The high cost of employee turnover
Employee turnover is pricey, averaging an alarming $97,690 per staff change, according to the 2015-2016 Sales Effectiveness & Sales Acceleration Survey by the DePaul University Center for Sales Leadership. And that can be a huge burden on companies.
In 2011-2012, in an earlier report, the DePaul Center found that in sales-driven companies, entry-level sales reps had the highest rate of turnover, with 33 percent leaving in under a year. DePaul's analysis: The number one reason they leave is that their expectations have not been met.
And that sets up a task for any manager: If you sense that a salesperson or candidate has unrealistic goals, then he or she needs to be coached before being hired or dismissed. Alternatively, it may be easy to recruit a lot of workers and then see which reps excel, but this approach can be expensive and have a negative impact on workplace culture over the long term.
Sometimes the key to understanding an employee is to ask questions about the person's day -- especially if you already see that the experience presented (at least on paper) is what you need. After all, we are what we do, and finding out about a candidate's day gives you a chance to get a sense of how he or she is managing time and reasoning out problems.
This doesn't mean you have to ask "How many pennies would it take to fill the room?" (though that question does give you a chance to see what the employee will do when under pressure). But all questions should have some direction to them, no matter how the employee answers.
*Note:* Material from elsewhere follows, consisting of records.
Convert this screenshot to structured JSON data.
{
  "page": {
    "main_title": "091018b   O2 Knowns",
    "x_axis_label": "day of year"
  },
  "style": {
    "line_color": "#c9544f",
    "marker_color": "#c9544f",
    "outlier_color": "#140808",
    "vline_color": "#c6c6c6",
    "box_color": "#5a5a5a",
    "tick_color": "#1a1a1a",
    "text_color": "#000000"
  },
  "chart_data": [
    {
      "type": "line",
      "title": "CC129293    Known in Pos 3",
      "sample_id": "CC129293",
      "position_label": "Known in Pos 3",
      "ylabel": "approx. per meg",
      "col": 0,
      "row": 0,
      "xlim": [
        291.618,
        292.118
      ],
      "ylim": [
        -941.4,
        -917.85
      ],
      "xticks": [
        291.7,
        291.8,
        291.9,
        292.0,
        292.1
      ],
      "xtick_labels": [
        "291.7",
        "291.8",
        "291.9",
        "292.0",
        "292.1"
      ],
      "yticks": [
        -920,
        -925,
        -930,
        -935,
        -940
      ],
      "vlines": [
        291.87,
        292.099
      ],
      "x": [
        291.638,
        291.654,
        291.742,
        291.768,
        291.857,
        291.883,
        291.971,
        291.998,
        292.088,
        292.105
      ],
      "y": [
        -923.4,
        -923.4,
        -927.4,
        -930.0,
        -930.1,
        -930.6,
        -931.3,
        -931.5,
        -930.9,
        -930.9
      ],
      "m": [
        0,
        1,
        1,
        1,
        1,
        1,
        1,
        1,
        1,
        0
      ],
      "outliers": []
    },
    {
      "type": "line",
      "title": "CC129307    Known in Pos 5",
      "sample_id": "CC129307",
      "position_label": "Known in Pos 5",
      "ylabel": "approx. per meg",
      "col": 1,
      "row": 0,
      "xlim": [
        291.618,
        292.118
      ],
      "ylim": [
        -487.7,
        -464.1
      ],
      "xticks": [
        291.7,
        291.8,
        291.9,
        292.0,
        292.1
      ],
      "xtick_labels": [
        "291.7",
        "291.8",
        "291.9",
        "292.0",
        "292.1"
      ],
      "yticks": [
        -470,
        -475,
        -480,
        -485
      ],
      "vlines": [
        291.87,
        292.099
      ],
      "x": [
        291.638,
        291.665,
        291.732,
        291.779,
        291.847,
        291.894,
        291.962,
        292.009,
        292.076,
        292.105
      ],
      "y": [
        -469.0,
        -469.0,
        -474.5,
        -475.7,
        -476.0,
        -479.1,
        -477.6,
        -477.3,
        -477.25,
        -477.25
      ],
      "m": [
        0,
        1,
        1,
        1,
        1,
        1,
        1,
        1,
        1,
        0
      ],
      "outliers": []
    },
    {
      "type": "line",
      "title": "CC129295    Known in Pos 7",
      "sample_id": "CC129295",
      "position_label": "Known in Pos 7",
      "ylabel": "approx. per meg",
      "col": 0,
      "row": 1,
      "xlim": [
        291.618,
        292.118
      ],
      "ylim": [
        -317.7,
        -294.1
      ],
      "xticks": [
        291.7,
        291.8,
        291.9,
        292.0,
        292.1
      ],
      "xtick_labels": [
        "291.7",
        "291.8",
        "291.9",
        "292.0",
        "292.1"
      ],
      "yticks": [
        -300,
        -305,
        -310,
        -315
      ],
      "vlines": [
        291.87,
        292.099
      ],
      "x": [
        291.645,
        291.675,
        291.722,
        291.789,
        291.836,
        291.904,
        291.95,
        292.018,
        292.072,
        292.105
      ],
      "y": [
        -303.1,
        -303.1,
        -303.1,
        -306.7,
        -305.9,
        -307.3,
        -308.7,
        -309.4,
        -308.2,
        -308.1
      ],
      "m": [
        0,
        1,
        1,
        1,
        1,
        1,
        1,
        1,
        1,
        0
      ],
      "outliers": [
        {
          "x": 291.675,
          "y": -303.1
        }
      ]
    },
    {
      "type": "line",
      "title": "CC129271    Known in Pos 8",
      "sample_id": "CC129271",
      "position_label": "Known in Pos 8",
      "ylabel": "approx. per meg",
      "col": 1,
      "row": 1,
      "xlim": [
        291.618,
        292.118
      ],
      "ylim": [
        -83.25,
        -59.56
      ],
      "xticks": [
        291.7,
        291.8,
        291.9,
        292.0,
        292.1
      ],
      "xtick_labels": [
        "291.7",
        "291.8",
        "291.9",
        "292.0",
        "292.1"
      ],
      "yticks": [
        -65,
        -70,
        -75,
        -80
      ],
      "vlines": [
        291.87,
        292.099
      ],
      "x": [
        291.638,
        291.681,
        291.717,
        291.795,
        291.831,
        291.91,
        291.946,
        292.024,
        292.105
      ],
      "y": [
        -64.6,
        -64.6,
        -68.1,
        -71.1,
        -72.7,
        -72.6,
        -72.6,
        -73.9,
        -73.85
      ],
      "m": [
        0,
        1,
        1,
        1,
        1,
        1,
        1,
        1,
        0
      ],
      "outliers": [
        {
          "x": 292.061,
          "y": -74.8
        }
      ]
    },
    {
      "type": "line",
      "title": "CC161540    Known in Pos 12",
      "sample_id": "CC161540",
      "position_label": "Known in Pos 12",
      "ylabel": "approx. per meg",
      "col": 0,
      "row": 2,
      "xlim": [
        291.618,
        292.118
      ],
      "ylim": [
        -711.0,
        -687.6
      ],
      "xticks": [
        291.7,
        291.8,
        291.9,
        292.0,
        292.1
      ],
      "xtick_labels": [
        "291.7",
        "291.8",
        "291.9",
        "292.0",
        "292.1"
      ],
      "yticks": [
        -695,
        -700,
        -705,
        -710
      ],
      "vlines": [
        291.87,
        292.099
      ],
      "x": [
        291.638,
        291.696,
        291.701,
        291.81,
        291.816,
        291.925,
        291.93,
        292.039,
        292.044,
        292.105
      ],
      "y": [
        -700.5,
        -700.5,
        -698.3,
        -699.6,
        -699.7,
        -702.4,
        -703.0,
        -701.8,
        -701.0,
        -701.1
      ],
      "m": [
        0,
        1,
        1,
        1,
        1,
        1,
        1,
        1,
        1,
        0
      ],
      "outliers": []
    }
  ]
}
If you get a rambling or a flustered answer, that may give you a sense of what that salesperson will be like with clients. You're working with sales reps, so they're already likely to be charming and naturally self-assured. That's why sometimes throwing them off gives you a chance to see more of their personality than you would with questions they're prepared to answer.
Not all sales jobs demand the same skills, so a broad description will not help you. It is more important to match your sales strategy for the company to the employee. This means focusing less on how a candidate fits into the culture of your company, and more on the specific success traits that you need to see.
If the only descriptions in your "want ad" are generic terms like "go-getter" and "assertive," you'll end up with a variety of candidates who were never qualified for the position. But if you really take the search process seriously, you'll be rewarded.
Zappos famously offers its employees $2,000 to quit their jobs after just a few months of employment -- that's how valuable the company considers its search for people with the skills and desire to make it in the organization. Your search should be just as valuable.